Oil Slips on Emerging Market Concerns

Brent crude oil slipped below $107 a barrel on Friday and was headed for its first monthly fall since September, weighed down by worries over emerging economies and U.S. plans to keep cutting monetary stimulus.

Brent, the international benchmark, was poised to slip 3.3 percent in January, following emerging markets lower after data this month showed China's fuel consumption rose at its slowest pace in over 20 years in 2013.

Drawing strength from a cold spell and an improving economy, the U.S. futures contract, known as WTI, is set to end little changed on the month, narrowing the difference between the two.

Brent crude had shed $1.01 to $106.93 a barrel by 1324 GMT, after closing 10 cents higher in the previous session. Trade was thin with some Asian markets closed for the Lunar New Year holiday.
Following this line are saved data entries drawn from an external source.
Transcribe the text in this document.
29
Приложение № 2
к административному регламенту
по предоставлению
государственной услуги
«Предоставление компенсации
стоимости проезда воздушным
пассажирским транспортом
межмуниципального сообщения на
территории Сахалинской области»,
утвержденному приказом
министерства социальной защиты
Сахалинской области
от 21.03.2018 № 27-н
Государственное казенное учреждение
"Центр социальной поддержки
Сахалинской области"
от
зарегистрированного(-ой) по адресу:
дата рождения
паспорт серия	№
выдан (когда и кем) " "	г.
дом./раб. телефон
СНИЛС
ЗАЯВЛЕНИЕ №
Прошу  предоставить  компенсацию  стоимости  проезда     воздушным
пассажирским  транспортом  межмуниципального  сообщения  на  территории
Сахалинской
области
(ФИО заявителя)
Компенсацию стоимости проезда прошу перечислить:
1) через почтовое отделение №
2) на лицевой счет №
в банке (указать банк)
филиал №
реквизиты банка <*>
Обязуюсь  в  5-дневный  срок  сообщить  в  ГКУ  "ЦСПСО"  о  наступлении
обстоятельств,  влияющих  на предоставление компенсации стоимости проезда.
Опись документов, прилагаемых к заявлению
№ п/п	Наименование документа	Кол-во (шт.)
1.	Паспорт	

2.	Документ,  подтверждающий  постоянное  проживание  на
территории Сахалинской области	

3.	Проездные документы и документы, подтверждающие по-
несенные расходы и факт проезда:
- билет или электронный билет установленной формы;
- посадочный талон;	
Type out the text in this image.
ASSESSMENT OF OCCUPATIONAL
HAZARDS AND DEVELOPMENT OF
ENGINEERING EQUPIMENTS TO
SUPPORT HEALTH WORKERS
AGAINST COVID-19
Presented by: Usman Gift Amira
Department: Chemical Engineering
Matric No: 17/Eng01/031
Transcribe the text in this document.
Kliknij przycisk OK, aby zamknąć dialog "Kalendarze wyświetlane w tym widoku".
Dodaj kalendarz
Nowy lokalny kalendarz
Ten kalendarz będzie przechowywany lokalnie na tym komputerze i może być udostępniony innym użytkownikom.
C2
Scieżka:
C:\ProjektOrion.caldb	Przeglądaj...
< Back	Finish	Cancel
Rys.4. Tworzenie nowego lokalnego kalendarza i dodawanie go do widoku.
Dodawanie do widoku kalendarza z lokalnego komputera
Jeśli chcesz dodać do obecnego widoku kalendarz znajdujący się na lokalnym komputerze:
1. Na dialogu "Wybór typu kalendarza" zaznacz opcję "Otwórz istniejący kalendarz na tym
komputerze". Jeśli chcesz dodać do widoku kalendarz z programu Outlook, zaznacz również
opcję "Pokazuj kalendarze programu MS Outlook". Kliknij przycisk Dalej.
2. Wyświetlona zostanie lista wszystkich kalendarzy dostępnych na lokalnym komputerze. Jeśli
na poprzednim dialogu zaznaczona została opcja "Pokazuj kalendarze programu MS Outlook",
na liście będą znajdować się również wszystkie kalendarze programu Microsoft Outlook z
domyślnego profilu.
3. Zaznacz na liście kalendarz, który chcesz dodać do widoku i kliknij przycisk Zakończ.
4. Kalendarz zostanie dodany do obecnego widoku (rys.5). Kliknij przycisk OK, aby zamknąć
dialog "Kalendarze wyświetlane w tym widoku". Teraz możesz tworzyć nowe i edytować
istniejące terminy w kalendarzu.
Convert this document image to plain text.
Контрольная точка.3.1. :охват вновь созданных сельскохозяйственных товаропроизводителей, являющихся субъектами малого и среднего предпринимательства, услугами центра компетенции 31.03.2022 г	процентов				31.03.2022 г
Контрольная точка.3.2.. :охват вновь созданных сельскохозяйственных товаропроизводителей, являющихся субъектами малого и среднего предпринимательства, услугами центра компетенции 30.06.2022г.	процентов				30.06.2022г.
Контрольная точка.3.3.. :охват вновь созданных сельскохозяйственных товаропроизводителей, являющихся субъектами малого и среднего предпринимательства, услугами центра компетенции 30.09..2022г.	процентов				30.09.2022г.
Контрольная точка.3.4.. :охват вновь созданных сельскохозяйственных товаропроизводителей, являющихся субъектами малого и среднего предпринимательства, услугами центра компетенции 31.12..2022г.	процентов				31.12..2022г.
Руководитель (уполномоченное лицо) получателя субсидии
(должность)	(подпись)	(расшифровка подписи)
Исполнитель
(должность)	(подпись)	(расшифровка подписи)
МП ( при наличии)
U.S. oil shed $1 to $97.23. The spread held near the lowest settlement price since Nov. 7.

Oil joined a broader rout with emerging markets currencies hit by fresh turbulence and European shares on course for a monthly decline as concerns about the prospects for emerging economies spread.
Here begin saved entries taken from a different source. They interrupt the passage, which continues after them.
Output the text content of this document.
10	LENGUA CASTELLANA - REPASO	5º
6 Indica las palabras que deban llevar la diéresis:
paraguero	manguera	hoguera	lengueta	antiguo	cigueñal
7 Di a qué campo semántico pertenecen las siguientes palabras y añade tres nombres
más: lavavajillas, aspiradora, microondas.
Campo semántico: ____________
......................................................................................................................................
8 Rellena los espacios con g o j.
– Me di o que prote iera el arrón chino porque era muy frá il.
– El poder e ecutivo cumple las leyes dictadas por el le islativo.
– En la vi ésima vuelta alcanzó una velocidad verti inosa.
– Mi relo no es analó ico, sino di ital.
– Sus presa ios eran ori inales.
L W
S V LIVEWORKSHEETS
"It's a down time for markets in general... as people worry about U.S. Federal Reserve tapering and the strong dollar and there are concerns about demand," said Simon Wardell, oil analyst at Global Insight.

"Our outlook is for a slow downward trend. There seems to be reasonable supply and signs that the Iran issue is de-escalating."
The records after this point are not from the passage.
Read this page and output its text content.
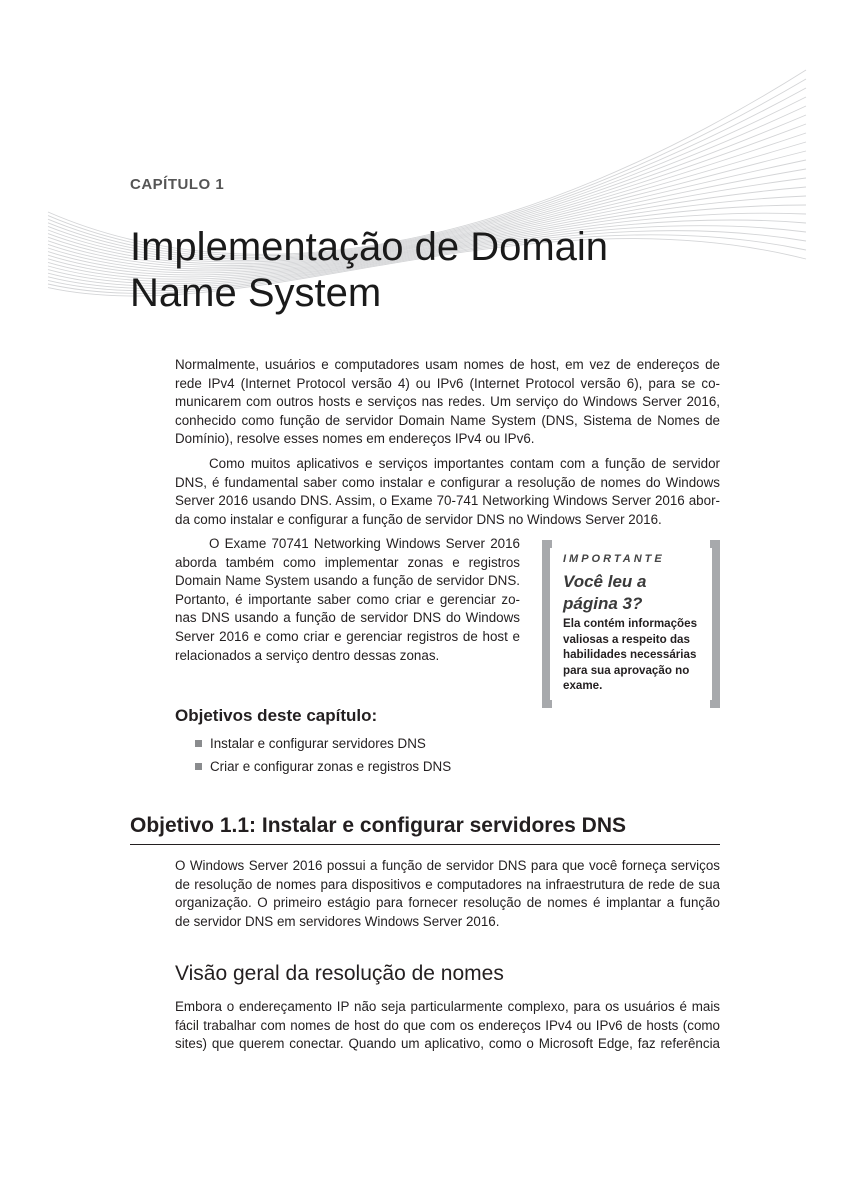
CAPÍTULO 1
Implementação de Domain
Name System

Normalmente, usuários e computadores usam nomes de host, em vez de endereços de
rede IPv4 (Internet Protocol versão 4) ou IPv6 (Internet Protocol versão 6), para se co-
municarem com outros hosts e serviços nas redes. Um serviço do Windows Server 2016,
conhecido como função de servidor Domain Name System (DNS, Sistema de Nomes de
Domínio), resolve esses nomes em endereços IPv4 ou IPv6.

Como muitos aplicativos e serviços importantes contam com a função de servidor
DNS, é fundamental saber como instalar e configurar a resolução de nomes do Windows
Server 2016 usando DNS. Assim, o Exame 70-741 Networking Windows Server 2016 abor-
da como instalar e configurar a função de servidor DNS no Windows Server 2016.

O Exame 70741 Networking Windows Server 2016
aborda também como implementar zonas e registros
Domain Name System usando a função de servidor DNS.
Portanto, é importante saber como criar e gerenciar zo-
nas DNS usando a função de servidor DNS do Windows
Server 2016 e como criar e gerenciar registros de host e
relacionados a serviço dentro dessas zonas.

IMPORTANTE
Você leu a página 3?
Ela contém informações valiosas a respeito das habilidades necessárias para sua aprovação no exame.
Objetivos deste capítulo:
Instalar e configurar servidores DNS
Criar e configurar zonas e registros DNS
Objetivo 1.1: Instalar e configurar servidores DNS

O Windows Server 2016 possui a função de servidor DNS para que você forneça serviços
de resolução de nomes para dispositivos e computadores na infraestrutura de rede de sua
organização. O primeiro estágio para fornecer resolução de nomes é implantar a função
de servidor DNS em servidores Windows Server 2016.

Visão geral da resolução de nomes

Embora o endereçamento IP não seja particularmente complexo, para os usuários é mais
fácil trabalhar com nomes de host do que com os endereços IPv4 ou IPv6 de hosts (como
sites) que querem conectar. Quando um aplicativo, como o Microsoft Edge, faz referência
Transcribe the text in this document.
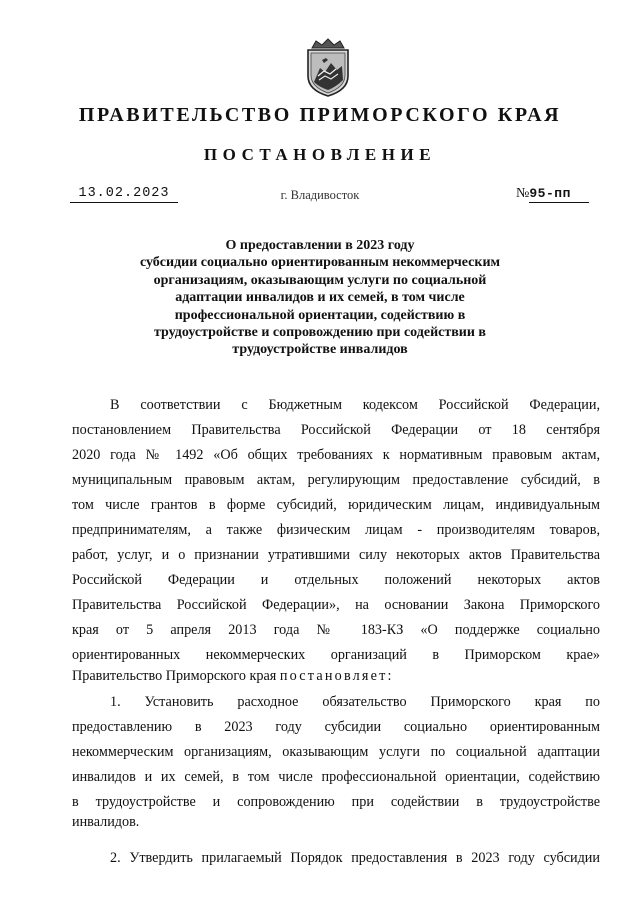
ПРАВИТЕЛЬСТВО ПРИМОРСКОГО КРАЯ
ПОСТАНОВЛЕНИЕ
13.02.2023	г. Владивосток	№95-пп
О предоставлении в 2023 году
субсидии социально ориентированным некоммерческим
организациям, оказывающим услуги по социальной
адаптации инвалидов и их семей, в том числе
профессиональной ориентации, содействию в
трудоустройстве и сопровождению при содействии в
трудоустройстве инвалидов
В соответствии с Бюджетным кодексом Российской Федерации,
постановлением Правительства Российской Федерации от 18 сентября
2020 года № 1492 «Об общих требованиях к нормативным правовым актам,
муниципальным правовым актам, регулирующим предоставление субсидий, в
том числе грантов в форме субсидий, юридическим лицам, индивидуальным
предпринимателям, а также физическим лицам - производителям товаров,
работ, услуг, и о признании утратившими силу некоторых актов Правительства
Российской Федерации и отдельных положений некоторых актов
Правительства Российской Федерации», на основании Закона Приморского
края от 5 апреля 2013 года № 183-КЗ «О поддержке социально
ориентированных некоммерческих организаций в Приморском крае»
Правительство Приморского края постановляет:
1. Установить расходное обязательство Приморского края по
предоставлению в 2023 году субсидии социально ориентированным
некоммерческим организациям, оказывающим услуги по социальной адаптации
инвалидов и их семей, в том числе профессиональной ориентации, содействию
в трудоустройстве и сопровождению при содействии в трудоустройстве
инвалидов.
2. Утвердить прилагаемый Порядок предоставления в 2023 году субсидии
In addition to concerns about Asian demand, indications that crude markets were well supplied added downward pressure.

OPEC's oil output has risen in January from December's 2-1/2-year low, due to a partial recovery in Libyan supply and higher shipments from Iraq and Iran, a Reuters survey found on Friday. Output averaged 29.94 million barrels per day, up from a revised 29.63 million bpd in December.

The U.S. dollar traded up 0.1 percent against a basket of major currencies, after earlier touching one-week highs. A strong greenback usually weighs on commodities such as oil that are priced in the currency.

The dollar gained partly as U.S. gross domestic product grew at an annual rate of 3.2 percent in the final three months of last year. While that was a slowdown from the third-quarter, it was a far stronger performance than had been anticipated earlier in the quarter.

The dollar is also strengthening as the U.S. Federal Reserve stuck with its plan to keep cutting monetary stimulus, although U.S. oil was underpinned by the cold weather.

"The price differential between Brent and WTI fell to below $10 per barrel on a closing price basis for the first time since early November," Commerzbank analysts said in a note.

"For as long as the cold snap continues in the U.S., the trend towards a falling price gap is likely to continue, for this should attract more financial investors to bet on a further narrowing of the price differential."